Cisco has made a big push into the smart grid industry recently, first with two pieces of substation gear for utilities and now with a home energy display that allows users to monitor power use. The Home Energy Controller—Cisco's first piece of equipment for smart meter-equipped homes—will be tested this summer with Duke Energy customers in Charlotte, North Carolina and Cincinnati, Ohio.
Cisco's controller is, essentially, a command center for home energy management. The device acts like a hub for all networked devices in the home, including air conditioners, computers, TVs, and even plug-in electric cars. Any non-networked appliances can be connected to the device using either two-way thermostats or smart plugs that talk to Cisco's device via the Zigbee wireless protocol.
In addition to monitoring energy use, the Home Energy Controller also allows customers to set up policies that automate energy consumption based on the time of day. They can also participate in utility pricing incentive programs (i.e. a program where a utility might cut energy costs at off-peak hours).

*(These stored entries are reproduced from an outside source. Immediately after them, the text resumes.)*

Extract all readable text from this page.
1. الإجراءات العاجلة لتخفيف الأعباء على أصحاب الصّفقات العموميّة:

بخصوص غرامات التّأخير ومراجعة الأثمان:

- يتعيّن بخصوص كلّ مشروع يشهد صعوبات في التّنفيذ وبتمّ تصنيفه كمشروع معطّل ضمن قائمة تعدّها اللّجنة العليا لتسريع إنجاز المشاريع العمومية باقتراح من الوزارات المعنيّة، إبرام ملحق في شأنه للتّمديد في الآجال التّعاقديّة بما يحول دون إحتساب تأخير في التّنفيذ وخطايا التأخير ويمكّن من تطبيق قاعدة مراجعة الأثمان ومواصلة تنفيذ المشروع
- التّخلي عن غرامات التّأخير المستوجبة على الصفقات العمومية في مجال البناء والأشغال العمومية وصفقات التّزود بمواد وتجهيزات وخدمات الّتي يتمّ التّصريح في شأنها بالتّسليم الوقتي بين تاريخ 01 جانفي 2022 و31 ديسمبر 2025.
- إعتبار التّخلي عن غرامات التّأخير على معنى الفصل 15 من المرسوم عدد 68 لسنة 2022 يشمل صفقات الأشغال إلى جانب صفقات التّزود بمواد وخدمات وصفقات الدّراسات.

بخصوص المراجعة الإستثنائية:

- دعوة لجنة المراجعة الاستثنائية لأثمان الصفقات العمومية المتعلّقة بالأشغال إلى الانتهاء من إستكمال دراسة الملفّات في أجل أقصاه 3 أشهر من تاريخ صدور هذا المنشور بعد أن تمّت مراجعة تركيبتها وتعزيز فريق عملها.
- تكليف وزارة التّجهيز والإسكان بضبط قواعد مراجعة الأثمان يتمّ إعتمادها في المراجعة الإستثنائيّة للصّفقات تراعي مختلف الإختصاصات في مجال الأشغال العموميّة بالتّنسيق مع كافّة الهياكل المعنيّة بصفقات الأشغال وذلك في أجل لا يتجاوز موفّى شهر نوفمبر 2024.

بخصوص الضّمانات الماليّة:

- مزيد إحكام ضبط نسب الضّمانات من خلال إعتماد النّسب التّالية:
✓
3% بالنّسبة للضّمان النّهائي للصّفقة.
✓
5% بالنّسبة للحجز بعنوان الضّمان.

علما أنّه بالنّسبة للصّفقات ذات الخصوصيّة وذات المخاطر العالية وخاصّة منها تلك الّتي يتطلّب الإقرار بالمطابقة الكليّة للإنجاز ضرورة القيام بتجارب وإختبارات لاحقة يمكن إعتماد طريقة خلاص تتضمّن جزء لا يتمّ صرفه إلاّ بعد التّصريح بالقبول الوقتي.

The Home Energy Controller is far from the first device of its kind (we recently covered Tendril's slick IDEO-designed display, for example) but Cisco has a distinct advantage because of its big name. Many other entrants in the smart grid industry are startups with little brand recognition.
There is plenty of room for competition—a recent survey from Parks Associates found that two-thirds of respondents are interested in home energy monitoring systems, and between 3,100 and 3,200 utilities in the U.S. are in varying stages of transitioning to a "Smart Grid." But it only makes sense that a networking giant like Cisco gets a big piece of the newest industry to embrace wireless communication.